“An Irishman’s heart”, according to Geroge Bernard Shaw, “is nothing but his imagination”.
One interpretation of this wonderful double entendre is that as a people we are characterized by a creative approach to problem solving, artistic, ingenious, and flexible.
This characterization has certainly been brought into question further to the rapid demise of the celtic tiger. We generated enormous wealth, and all we could think to do with it was invest it in building houses, apartment buildings, car parks and hotels. We had an opportunity to build a smart, green and healthy society – we even knew how to do it – but we blew it.
Ireland’s first National Climate Change Strategy published in 2000 now reads like a list of missed opportunities: the promised progressive introduction of carbon taxes from 2002; the immediate rebalancing of VRT for cars; modal shift to public transport; comprehensive strategies to deal with energy inefficient housing; achieving higher residential densities; or negotiated agreements with industry to increase efficiency and reduce emissions.
The complete systems failure of planning policy over this period and successive examples of introduction of government legislation at the behest of special interests (or the inability to introduce reform which would have been in the public good) has been well documented. So bad had Dublin’s urban sprawl become that by 2005 the European Environmental Agency had begun using Dublin as an example of a “worst-case scenario” for new EU member states.
An evaluation of the history of climate change policy (which I have recently undertaken, see also this paper) in Ireland demonstrates clearly that policy formulating is not the main impediment – the ERM consultancy blueprint for Kyoto compliance and subsequent first climate change strategy of 2000 are excellent documents.
The issue is that none of the policies identified therein were implemented on time, and many still await implementation.
Research highlights two primary reasons for the failure to implement climate policy: lobbying of special interests against measures that are perceived to have a disproportionate impact on their stakeholders; and the support of these interests by their respective government departments. In these instances, legislation has often been postponed indefinitely. The public interest suffers.
This is why a climate law is required. What is significant about the proposed bill is the extent to which it would constitute an improvement on the current status quo as far as implementation of policies are concerned.
On Wednesday the Dáil Committee on Energy and Climate Change led by Liz McManus T.D. published a draft climate law.

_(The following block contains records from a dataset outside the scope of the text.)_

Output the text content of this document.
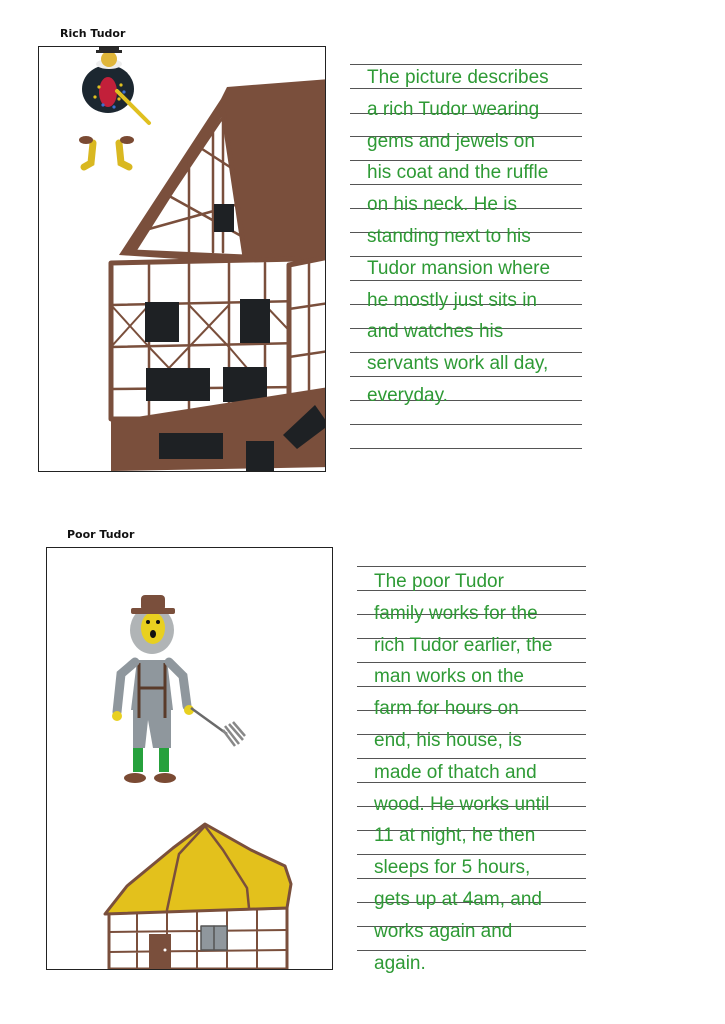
Rich Tudor

The picture describes
a rich Tudor wearing
gems and jewels on
his coat and the ruffle
on his neck. He is
standing next to his
Tudor mansion where
he mostly just sits in
and watches his
servants work all day,
everyday.

Poor Tudor

The poor Tudor
family works for the
rich Tudor earlier, the
man works on the
farm for hours on
end, his house, is
made of thatch and
wood. He works until
11 at night, he then
sleeps for 5 hours,
gets up at 4am, and
works again and
again.
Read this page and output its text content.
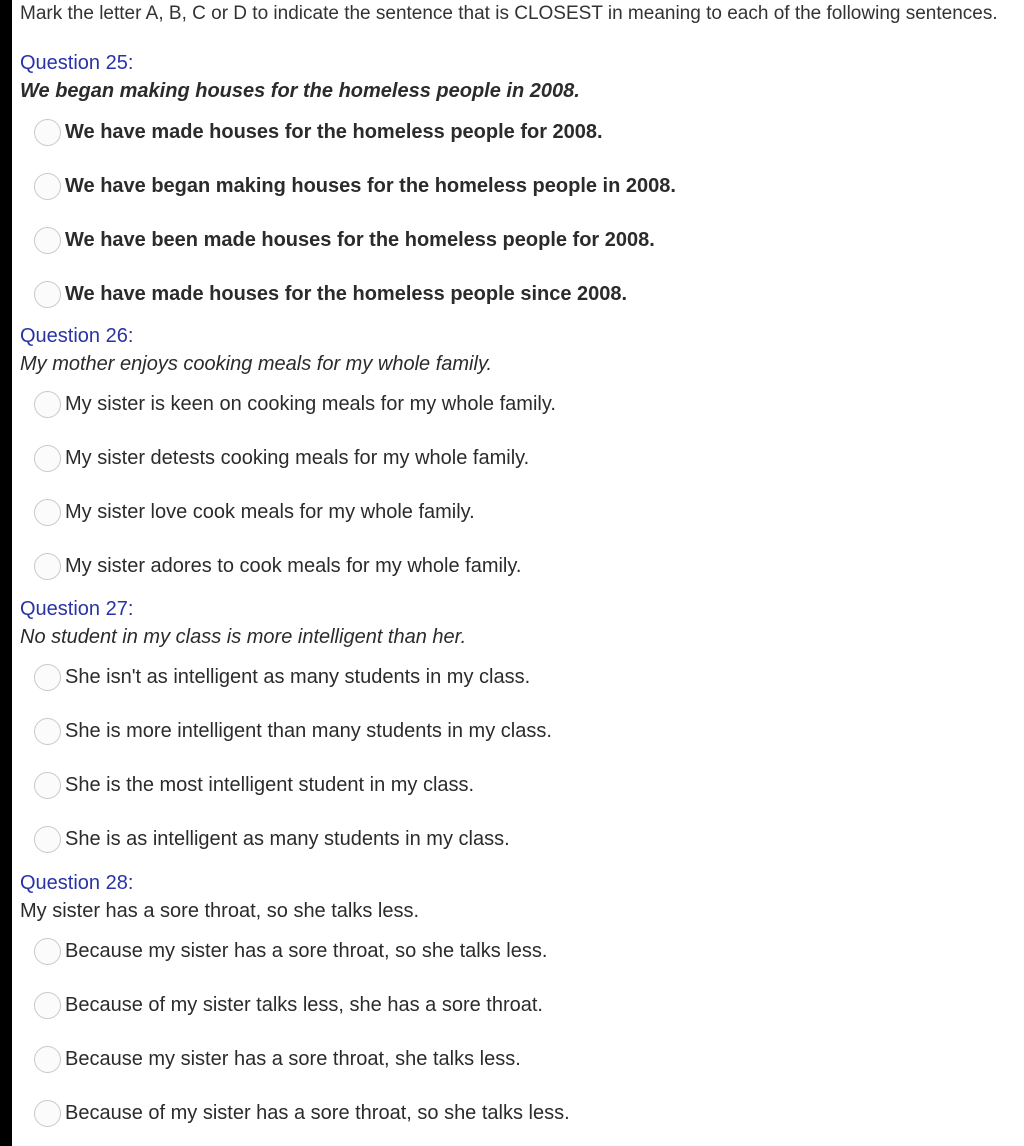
Mark the letter A, B, C or D to indicate the sentence that is CLOSEST in meaning to each of the following sentences.
Question 25:
We began making houses for the homeless people in 2008.
We have made houses for the homeless people for 2008.
We have began making houses for the homeless people in 2008.
We have been made houses for the homeless people for 2008.
We have made houses for the homeless people since 2008.
Question 26:
My mother enjoys cooking meals for my whole family.
My sister is keen on cooking meals for my whole family.
My sister detests cooking meals for my whole family.
My sister love cook meals for my whole family.
My sister adores to cook meals for my whole family.
Question 27:
No student in my class is more intelligent than her.
She isn't as intelligent as many students in my class.
She is more intelligent than many students in my class.
She is the most intelligent student in my class.
She is as intelligent as many students in my class.
Question 28:
My sister has a sore throat, so she talks less.
Because my sister has a sore throat, so she talks less.
Because of my sister talks less, she has a sore throat.
Because my sister has a sore throat, she talks less.
Because of my sister has a sore throat, so she talks less.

The worthy work of the committee and Deputy McManus in particular has served to keep the issue on the political radar.
A similar climate law which is being prepared by the Department of Environment apparently continues its slow progress. At wednesday’s launch Deputy Trevor Sargent T.D. informed us that this bill was approaching finalisation.

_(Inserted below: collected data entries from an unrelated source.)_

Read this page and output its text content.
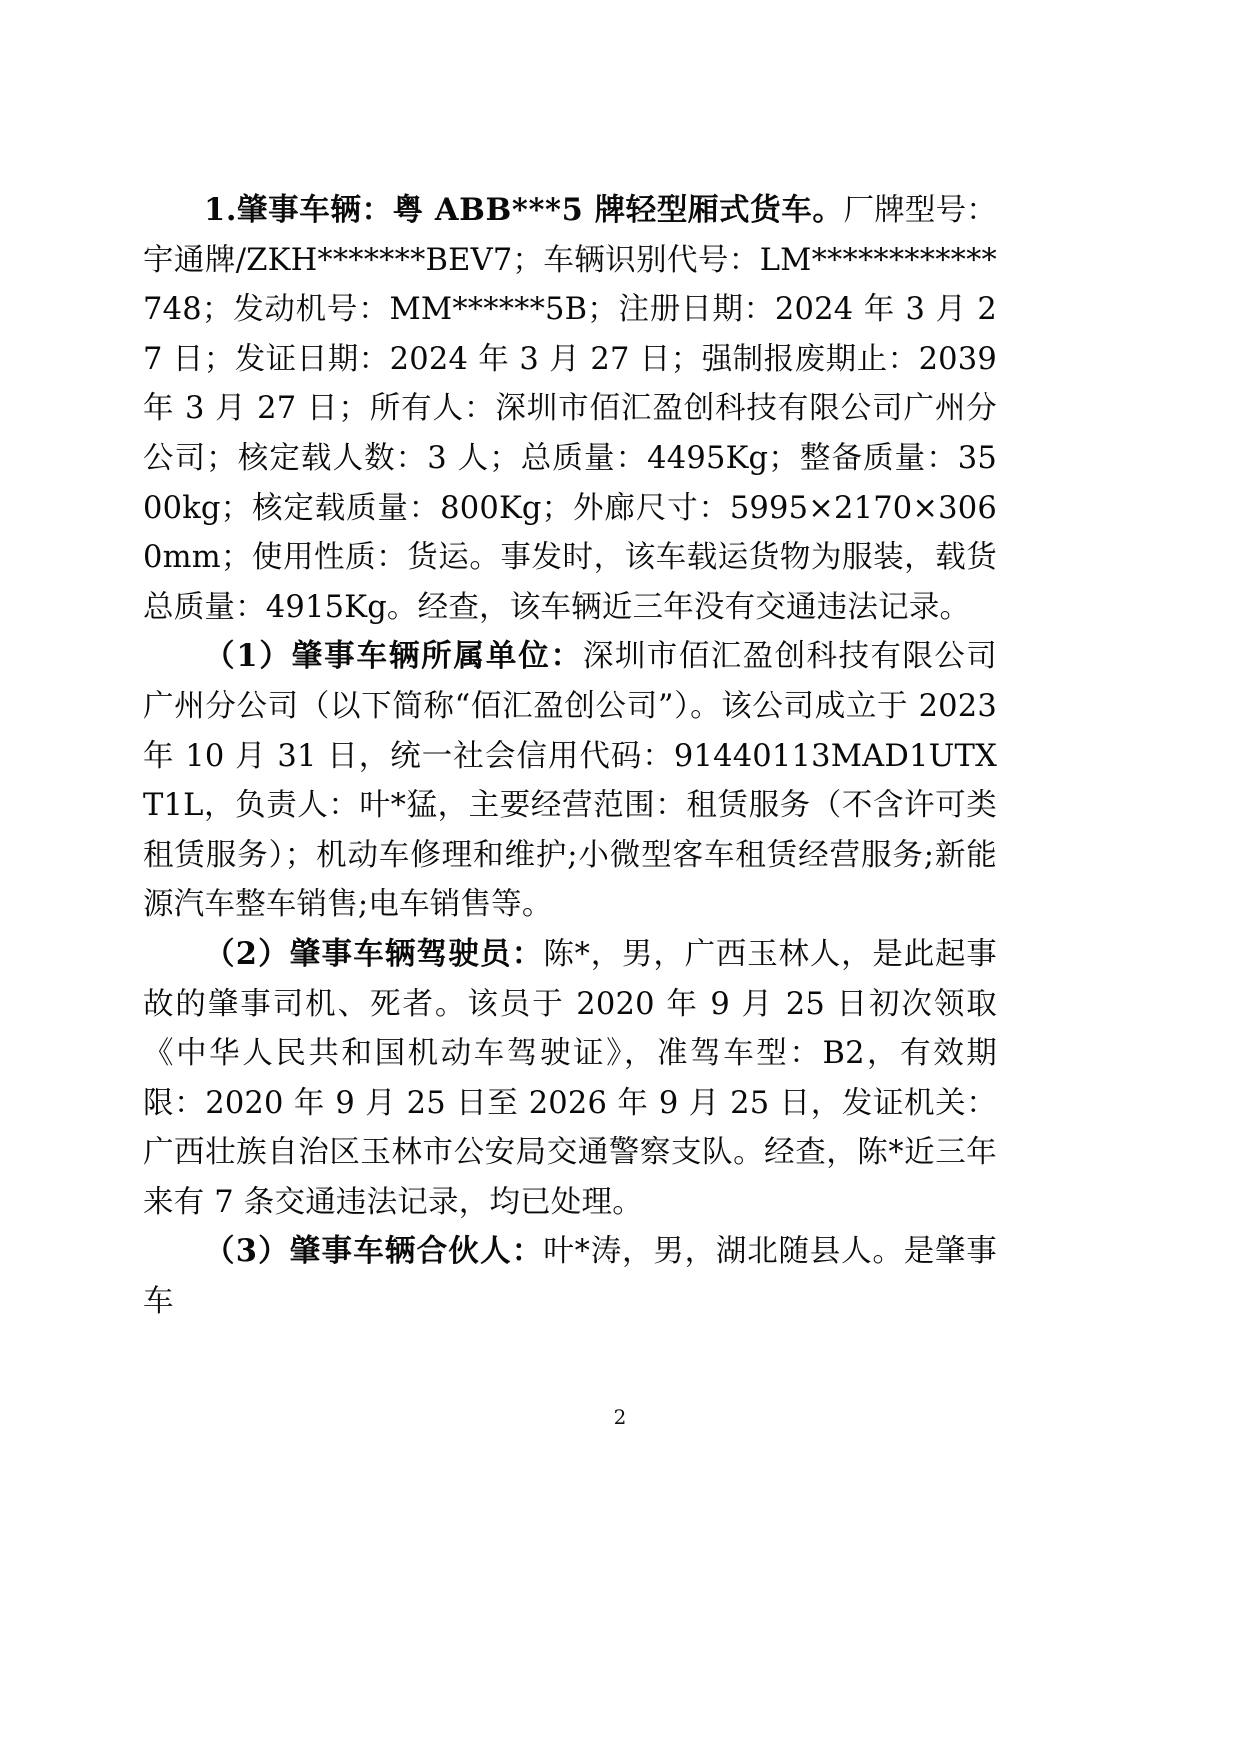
1.肇事车辆：粤 ABB***5 牌轻型厢式货车。厂牌型号：宇通牌/ZKH*******BEV7；车辆识别代号：LM************748；发动机号：MM******5B；注册日期：2024 年 3 月 27 日；发证日期：2024 年 3 月 27 日；强制报废期止：2039 年 3 月 27 日；所有人：深圳市佰汇盈创科技有限公司广州分公司；核定载人数：3 人；总质量：4495Kg；整备质量：3500kg；核定载质量：800Kg；外廊尺寸：5995×2170×3060mm；使用性质：货运。事发时，该车载运货物为服装，载货总质量：4915Kg。经查，该车辆近三年没有交通违法记录。

（1）肇事车辆所属单位：深圳市佰汇盈创科技有限公司广州分公司（以下简称“佰汇盈创公司”）。该公司成立于 2023 年 10 月 31 日，统一社会信用代码：91440113MAD1UTXT1L，负责人：叶*猛，主要经营范围：租赁服务（不含许可类租赁服务）；机动车修理和维护;小微型客车租赁经营服务;新能源汽车整车销售;电车销售等。

（2）肇事车辆驾驶员：陈*，男，广西玉林人，是此起事故的肇事司机、死者。该员于 2020 年 9 月 25 日初次领取《中华人民共和国机动车驾驶证》，准驾车型：B2，有效期限：2020 年 9 月 25 日至 2026 年 9 月 25 日，发证机关：广西壮族自治区玉林市公安局交通警察支队。经查，陈*近三年来有 7 条交通违法记录，均已处理。

（3）肇事车辆合伙人：叶*涛，男，湖北随县人。是肇事车

2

Unfortunately there is now a real fear that the bill has been savaged beyond recognition and no longer resembles the robust piece of legislation which is required.
In seeking to address past failures of implementation the key aspects of the climate law are as follows:
- It must establish 5-yearly “climate budgets” (to 2050), proposed by an independent Climate Change Commission. Longer time periods which do not coincide with electoral cycles are likely to have the effect of efforts being “back-loaded”. This would not constitute an improvement on the status quo. I am reliably informed that this aspect of the bill is currently being undermined.
- These budgets should establish an overall emissions target and indicative greenhouse gas emissions trajectory for the economy, as well as an indistinctive trajectory for each polluting sector.
- The bill must impose a statutory obligation on the CCC to report annually on:
- Progress on meeting overall indicative target set out in budget;
- Progress of sectors in meeting indicative sectoral trajectory set out in budget; and
- Critically, is must empower the CCC to propose additional policies and measures to be implemented in the case where a “distance to indicative target” is identified. This “red flag” is an integral part of any proposed legislation. Without this mechanism, the proposed bill will not be an improvement on the current arrangement for formulation of climate policy.
- This annual report must be published.
If the serving Government refuses to implement the recommendations of the CCC, they would be publically required to explain why the policy recommendations put forward by an independent and expert group were not being implemented, and identify alternative measures to bridge the “distance to target”.
The targets themselves are less important – they already exist under European law. It is about implementation, implementation, implementation.
There are “yerra it’ll be grand” elements in government and officialdom attempting to undermine the Bill and protect the status quo of failure. Clearly this bill is seen by the forces that brought this country to the brink of ruin as an impediment to growth and development, rather than an enabler of the low-carbon prosperity.
It is difficult to live in a country where this sort of “fail before we have started” mentality can predominate. It really is transformation or decline now for the Irish economy. If we do not have the vision and imagination to realize this, and the structures in place to affect this transformation, the future does not look bright.
The other interpretation of Shaw’s reflections on the Irishman’s heart would then be more appropriate: that we are a heartless lot that care nothing for the damage we are inflicting on our children’s and grandchildren’s generation, nor the world’s poor.